Ok, so that's a lot of information sorry, so below find my attempt at a reprex:
#start with a dataframe containing some information (e.g. numeric IDs)
id <- sample(1:100, 50, replace=TRUE)
n <- sample(1:100, 50, replace = TRUE)
ratio <- rnorm(50, mean = 0.5, sd=0.1)
start_df <- data.frame(id,n,ratio)
#have some other data structure which contains named elements
experiment <- list("item1" = sample(1:100, 100), "item2" = sample(1:100, 100))
#create a list of vectors
v1 <- sample(1:100, 10, replace = TRUE)
v2 <- sample(1:100, 10, replace = TRUE)
v3 <- sample(1:100, 10, replace = TRUE)
v_list <- list("res1" = v1, "res2" = v2, "res3" = v3)

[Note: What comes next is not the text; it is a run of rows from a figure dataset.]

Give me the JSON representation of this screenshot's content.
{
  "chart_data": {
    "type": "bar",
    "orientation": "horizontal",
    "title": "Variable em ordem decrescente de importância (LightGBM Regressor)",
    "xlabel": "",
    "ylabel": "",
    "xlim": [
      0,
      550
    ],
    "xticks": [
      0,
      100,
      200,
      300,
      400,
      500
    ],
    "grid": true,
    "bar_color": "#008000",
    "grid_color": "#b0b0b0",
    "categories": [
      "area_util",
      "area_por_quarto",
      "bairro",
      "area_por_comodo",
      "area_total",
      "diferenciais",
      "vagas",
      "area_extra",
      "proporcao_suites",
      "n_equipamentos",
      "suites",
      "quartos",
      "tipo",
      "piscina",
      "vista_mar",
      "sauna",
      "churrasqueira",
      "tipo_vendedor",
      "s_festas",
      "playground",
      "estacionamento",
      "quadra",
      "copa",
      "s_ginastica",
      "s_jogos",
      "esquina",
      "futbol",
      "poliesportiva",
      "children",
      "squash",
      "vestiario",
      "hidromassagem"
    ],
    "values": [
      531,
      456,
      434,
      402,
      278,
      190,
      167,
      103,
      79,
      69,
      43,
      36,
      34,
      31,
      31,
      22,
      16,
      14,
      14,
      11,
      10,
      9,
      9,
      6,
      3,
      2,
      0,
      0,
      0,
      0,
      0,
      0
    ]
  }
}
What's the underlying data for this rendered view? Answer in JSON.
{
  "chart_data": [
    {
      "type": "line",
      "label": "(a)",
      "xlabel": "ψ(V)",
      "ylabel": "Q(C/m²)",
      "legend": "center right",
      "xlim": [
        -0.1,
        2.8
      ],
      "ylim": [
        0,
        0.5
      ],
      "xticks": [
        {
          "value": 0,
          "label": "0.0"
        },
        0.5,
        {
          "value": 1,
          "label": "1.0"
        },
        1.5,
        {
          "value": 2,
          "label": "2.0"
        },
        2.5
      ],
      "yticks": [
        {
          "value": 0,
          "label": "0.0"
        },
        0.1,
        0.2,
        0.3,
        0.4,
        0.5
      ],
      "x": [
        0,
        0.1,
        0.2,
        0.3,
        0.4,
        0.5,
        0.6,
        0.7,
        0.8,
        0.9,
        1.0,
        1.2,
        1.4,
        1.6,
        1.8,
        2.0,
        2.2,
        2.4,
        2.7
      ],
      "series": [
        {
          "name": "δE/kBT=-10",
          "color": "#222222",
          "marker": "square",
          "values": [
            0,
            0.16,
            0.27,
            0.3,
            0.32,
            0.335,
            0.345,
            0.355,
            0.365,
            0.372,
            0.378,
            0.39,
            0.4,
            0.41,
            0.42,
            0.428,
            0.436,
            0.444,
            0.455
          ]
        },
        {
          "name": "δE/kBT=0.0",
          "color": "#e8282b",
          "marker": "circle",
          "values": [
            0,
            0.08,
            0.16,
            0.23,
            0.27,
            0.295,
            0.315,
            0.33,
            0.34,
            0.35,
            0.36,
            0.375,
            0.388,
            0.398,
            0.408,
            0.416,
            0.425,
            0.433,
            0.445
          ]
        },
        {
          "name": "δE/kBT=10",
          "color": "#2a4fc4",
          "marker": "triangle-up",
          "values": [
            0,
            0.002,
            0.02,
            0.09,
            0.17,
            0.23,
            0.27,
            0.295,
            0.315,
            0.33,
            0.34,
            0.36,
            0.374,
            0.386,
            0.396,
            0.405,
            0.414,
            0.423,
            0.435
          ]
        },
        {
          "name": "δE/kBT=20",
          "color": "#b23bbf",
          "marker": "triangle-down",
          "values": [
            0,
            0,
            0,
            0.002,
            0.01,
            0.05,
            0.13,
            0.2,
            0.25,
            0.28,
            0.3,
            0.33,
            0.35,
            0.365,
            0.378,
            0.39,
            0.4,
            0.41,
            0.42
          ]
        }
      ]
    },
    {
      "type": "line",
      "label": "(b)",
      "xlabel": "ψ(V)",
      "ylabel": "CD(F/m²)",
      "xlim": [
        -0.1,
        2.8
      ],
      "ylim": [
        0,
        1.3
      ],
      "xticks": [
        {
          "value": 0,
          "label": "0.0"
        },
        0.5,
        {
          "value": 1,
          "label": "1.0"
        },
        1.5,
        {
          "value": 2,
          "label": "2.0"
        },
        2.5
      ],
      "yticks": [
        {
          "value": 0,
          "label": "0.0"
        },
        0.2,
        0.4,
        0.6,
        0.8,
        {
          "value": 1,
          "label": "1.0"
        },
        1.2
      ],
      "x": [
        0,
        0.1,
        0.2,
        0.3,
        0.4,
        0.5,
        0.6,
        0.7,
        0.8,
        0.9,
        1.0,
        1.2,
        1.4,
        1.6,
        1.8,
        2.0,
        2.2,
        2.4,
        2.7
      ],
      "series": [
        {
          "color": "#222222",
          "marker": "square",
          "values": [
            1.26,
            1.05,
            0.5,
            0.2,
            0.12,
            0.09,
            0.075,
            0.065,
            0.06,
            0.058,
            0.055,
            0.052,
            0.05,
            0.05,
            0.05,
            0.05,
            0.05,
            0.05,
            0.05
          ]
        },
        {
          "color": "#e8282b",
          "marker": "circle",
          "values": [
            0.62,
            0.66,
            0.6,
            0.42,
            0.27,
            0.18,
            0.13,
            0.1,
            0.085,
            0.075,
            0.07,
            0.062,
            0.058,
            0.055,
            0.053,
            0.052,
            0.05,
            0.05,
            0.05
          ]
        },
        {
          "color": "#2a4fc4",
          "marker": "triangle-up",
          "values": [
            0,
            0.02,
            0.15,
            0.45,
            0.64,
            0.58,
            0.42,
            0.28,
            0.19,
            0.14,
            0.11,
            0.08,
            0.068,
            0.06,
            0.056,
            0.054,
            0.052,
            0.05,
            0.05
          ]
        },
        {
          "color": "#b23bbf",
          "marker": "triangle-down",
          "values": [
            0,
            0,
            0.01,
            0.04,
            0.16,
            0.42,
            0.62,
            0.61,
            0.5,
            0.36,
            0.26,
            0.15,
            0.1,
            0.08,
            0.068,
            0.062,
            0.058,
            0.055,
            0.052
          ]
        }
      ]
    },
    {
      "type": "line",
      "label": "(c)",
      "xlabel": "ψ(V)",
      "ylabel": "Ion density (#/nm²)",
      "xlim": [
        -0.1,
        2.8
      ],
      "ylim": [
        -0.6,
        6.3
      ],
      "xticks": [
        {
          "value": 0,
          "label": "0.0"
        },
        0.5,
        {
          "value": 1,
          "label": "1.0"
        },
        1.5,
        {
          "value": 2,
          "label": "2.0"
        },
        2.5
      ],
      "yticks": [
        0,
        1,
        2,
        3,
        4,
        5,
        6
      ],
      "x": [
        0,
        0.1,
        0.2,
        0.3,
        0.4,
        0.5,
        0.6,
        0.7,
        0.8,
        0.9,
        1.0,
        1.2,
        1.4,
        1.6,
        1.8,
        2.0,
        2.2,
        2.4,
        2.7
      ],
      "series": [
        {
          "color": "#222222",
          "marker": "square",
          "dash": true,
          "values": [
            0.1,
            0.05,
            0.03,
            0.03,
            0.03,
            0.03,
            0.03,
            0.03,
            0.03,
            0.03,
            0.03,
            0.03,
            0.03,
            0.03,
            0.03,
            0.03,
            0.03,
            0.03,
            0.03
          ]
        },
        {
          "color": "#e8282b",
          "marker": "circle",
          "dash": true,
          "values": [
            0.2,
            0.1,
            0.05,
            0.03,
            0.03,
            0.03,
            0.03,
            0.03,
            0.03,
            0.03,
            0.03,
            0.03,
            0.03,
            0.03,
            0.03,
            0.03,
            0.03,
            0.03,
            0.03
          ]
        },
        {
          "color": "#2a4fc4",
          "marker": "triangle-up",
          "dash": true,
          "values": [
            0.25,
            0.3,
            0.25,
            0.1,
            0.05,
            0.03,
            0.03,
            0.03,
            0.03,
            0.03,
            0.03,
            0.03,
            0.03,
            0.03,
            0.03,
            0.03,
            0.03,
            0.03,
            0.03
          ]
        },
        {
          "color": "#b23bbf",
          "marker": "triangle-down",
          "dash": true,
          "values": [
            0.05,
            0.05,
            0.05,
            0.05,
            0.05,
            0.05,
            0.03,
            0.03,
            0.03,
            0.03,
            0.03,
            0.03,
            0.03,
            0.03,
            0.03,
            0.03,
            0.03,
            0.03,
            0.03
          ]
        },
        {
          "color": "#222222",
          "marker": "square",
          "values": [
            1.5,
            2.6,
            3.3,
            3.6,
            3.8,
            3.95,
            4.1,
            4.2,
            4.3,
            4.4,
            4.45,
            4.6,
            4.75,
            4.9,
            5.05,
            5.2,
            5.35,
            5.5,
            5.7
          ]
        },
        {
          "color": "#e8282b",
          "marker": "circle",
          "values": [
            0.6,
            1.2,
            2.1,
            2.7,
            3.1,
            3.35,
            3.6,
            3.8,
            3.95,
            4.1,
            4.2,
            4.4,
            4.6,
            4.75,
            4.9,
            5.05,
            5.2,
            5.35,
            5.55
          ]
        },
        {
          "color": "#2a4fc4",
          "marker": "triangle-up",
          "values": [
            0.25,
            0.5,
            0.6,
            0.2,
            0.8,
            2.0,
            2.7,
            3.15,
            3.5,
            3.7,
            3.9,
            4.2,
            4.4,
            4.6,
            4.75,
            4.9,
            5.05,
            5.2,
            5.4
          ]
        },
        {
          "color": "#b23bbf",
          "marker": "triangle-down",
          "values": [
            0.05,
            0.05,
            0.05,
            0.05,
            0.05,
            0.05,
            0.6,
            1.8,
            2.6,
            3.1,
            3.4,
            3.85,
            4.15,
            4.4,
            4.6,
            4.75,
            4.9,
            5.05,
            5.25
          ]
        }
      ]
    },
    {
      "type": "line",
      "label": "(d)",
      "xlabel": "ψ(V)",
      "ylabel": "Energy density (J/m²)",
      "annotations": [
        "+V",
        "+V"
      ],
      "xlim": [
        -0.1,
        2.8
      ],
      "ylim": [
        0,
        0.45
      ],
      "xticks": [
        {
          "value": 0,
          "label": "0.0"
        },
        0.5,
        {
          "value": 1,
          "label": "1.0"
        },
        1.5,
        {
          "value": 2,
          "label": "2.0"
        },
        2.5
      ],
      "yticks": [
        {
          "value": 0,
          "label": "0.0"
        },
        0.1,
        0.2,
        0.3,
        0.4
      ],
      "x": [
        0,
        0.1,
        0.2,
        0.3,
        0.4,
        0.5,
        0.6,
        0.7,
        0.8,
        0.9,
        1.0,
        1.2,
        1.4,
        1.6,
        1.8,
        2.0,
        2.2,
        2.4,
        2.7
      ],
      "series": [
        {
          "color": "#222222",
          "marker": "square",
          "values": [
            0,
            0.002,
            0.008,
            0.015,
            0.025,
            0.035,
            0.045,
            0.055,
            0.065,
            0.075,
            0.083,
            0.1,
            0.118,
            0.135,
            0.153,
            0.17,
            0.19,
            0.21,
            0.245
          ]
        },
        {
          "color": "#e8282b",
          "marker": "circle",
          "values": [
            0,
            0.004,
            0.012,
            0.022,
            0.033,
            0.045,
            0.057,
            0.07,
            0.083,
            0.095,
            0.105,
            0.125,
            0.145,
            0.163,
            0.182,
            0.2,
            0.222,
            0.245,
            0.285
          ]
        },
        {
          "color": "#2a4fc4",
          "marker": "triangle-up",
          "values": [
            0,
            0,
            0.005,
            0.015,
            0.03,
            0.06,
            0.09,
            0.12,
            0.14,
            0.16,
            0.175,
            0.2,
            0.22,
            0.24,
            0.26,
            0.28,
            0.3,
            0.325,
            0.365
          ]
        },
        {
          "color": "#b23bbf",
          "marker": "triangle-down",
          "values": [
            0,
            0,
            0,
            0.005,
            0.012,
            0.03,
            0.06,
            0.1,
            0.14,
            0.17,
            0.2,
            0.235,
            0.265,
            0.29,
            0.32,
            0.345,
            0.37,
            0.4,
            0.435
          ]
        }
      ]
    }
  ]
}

#for each vector in the list, subset the original dataframe by the elements of the vector
for (i in 1:length(v_list)) {
assign(names(v_list)[[i]], subset(start_df, id %in% v_list[[i]]))
}
#NEXT STEP: assign the resulting dataframes to a list which is named based upon some variables
#e.g:
nameOfDfList <- paste(names(experiment)[[1]], "_dfList", sep="")
#So what I'm trying to achieve, instead of the above for loop, would be something like:
for (i in 1:length(v_list)) {
assign(paste(names(experiment)[[1]], "_dfList", sep=""), assign(names(v_list)[[i]], subset(start_df, id %in% v_list[[i]])))
}
#however this overwrites the list of dataframes so that I end up with only the dataframe produced last from the for loop
The problem can be seen here as, how do I get res1,res2, res3
into a list which is named based upon the named elements of v_list
?
I have also had a go experimenting with as.name()
but this doesn't seem to work well either....
thanks for any help or advice you can give, and sorry if the first chunk of code causes any confusion!